Enter the lottery only when the jackpot is at its greatest. The more people playing, the better the chance of winning. It’s simple math.
Watch the Disney Channel Original Movie, The Luck of the Irish. The nostalgia and luck will rub off on you.
Those mysterious beans that you’re not quite sure why you bought from that old man are actually magical. Your luck will totally turn around, so be sure to save them. Don’t worry about selling your family cow. It was worth it.
Dye your hair a faded green. Sure, you might look like you’ve been swimming in a chlorinated pool all summer, but everyone knows only the true way to be lucky is to be green. Literally.

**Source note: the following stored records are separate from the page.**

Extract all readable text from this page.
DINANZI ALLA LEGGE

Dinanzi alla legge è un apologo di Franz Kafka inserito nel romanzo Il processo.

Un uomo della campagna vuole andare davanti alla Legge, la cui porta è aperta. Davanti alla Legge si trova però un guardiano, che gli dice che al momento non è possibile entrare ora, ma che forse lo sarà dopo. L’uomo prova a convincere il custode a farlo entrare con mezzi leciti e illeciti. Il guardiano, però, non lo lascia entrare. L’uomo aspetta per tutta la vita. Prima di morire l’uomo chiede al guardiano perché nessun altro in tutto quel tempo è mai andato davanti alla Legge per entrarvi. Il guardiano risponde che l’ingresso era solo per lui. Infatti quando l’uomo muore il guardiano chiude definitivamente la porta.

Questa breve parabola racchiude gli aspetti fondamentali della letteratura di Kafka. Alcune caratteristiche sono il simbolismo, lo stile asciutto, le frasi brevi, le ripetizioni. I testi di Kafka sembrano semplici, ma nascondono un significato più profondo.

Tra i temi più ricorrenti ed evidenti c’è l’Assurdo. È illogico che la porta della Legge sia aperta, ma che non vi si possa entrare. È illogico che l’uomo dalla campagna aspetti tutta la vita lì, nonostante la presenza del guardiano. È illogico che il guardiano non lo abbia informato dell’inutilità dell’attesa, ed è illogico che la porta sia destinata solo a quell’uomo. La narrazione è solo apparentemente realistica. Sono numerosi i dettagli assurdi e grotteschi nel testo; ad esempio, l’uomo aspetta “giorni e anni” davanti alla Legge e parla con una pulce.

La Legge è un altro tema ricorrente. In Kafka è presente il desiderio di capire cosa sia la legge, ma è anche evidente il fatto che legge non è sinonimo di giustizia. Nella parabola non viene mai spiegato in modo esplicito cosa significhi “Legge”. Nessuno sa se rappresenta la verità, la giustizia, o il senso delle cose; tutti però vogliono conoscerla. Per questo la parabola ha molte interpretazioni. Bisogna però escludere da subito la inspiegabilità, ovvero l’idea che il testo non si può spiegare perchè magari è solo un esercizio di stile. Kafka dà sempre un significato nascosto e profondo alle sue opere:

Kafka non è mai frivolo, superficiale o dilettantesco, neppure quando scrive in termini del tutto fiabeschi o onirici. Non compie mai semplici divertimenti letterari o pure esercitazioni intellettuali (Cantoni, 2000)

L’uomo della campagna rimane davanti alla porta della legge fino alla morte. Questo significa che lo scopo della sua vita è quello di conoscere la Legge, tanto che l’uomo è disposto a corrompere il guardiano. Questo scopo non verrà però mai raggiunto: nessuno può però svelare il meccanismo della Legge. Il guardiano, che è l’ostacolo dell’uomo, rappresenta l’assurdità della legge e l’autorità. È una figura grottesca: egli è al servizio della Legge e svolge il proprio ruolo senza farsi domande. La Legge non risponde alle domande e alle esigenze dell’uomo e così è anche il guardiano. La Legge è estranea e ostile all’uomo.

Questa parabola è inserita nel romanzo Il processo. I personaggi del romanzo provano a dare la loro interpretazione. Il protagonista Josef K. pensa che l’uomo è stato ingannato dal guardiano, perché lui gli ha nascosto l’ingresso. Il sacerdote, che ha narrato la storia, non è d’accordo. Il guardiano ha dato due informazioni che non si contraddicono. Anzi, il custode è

Follow someone named Patrick around all day. He might just be the St. Patrick, who can bless you with good luck. Don’t worry about the potential restraining order. The benefits definitely outweigh the costs.
Kidnap red-haired children. They might be leprechauns who will give you their pot of gold. They also might just be traumatized little kids, but that is a risk you should be willing to take.
Everyone knows that ladybugs bring good luck. So, capture millions of ladybugs and bathe in them. You will absorb their lucky properties through your pores.
Break the wishbones of Spanish Andalusian chickens that have been hand-fed by the gods. If you do not have access to these chickens’ wishbones, Costco will do.